Several reasons have been suggested for the scarcity of early Hebrew manuscripts. The
first and most obvious reason is a combination of antiquity and destructibility. Two or three
thousand years is a long time to expect the elements and the destructiveness of man to leave
these ancient documents unmolested. With this in mind, the next logical question to be
asked is, How good are the Hebrew manuscripts that remain? Several lines of evidence
suggest that their quality is very good.
RELATIVELY FEW VARIANTS
There are very few variants in the texts available because the Masoretes systematically
destroyed old manuscripts once they were carefully copied. Kenyon illustrates the paucity
of variations in the Masoretic Text by contrasting the Leningrad Codex of the Prophets,
which is Babylonian (Eastern), with the standard Palestinian text (Western) of Ezekiel,
where the Masoretic Text is sometimes corrupt. A critical comparison reveals that there are
only sixteen real conflicts between the two texts.54 The fidelity of the New Testament text
depends upon the multiplicity of manuscripts, whereas in the Old Testament the accuracy
of the text results from the ability and reliability of the scribes who transmitted it.
REVERENCE FOR THE BIBLE
With respect to the Jewish Scriptures, however, it was not scribal accuracy alone that
guaranteed their product. Rather, it was their almost superstitious reverence for the Bible.

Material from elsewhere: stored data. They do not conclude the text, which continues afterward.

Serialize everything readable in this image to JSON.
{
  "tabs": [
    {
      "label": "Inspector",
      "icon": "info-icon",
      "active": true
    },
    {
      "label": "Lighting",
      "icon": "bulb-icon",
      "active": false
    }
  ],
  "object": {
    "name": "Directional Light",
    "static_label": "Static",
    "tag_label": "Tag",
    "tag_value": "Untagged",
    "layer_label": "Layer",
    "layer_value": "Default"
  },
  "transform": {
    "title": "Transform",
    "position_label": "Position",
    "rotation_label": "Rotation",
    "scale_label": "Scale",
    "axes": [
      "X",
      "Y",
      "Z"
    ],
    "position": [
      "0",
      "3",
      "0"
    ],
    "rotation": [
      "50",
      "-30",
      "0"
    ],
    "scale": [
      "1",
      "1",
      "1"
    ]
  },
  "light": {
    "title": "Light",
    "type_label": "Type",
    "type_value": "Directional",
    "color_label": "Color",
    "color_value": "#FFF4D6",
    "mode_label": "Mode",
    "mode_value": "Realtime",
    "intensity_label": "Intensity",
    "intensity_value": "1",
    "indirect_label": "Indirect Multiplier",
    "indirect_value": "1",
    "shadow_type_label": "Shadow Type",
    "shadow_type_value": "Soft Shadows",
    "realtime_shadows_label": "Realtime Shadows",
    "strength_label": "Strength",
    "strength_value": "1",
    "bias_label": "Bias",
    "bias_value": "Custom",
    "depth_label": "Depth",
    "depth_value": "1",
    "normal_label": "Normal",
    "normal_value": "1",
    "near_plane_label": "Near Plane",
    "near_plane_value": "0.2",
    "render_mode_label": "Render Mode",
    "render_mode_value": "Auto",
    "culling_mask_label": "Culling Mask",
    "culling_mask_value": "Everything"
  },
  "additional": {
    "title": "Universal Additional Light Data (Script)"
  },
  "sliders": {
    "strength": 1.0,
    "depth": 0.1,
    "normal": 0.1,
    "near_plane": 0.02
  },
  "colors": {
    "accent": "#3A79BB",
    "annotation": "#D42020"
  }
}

According to the Talmud, there were specifications not only for the kind of skins to be used
and the size of the columns, but there was even a religious ritual necessary for the scribe to
perform before writing the name of God. Rules governed the kind of ink used, dictated the
spacing of words, and prohibited writing anything from memory. The lines, and even the
letters, were counted methodically. If a manuscript was found to contain even one mistake,
it was discarded and destroyed (cf. chap. 20). This scribal formalism was responsible, at
least in part, for the extreme care exercised in copying the Scriptures. It was also the reason
there were only a few manuscripts (as the rules demanded the destruction of defective
items), as well as why those which are extant are of good quality.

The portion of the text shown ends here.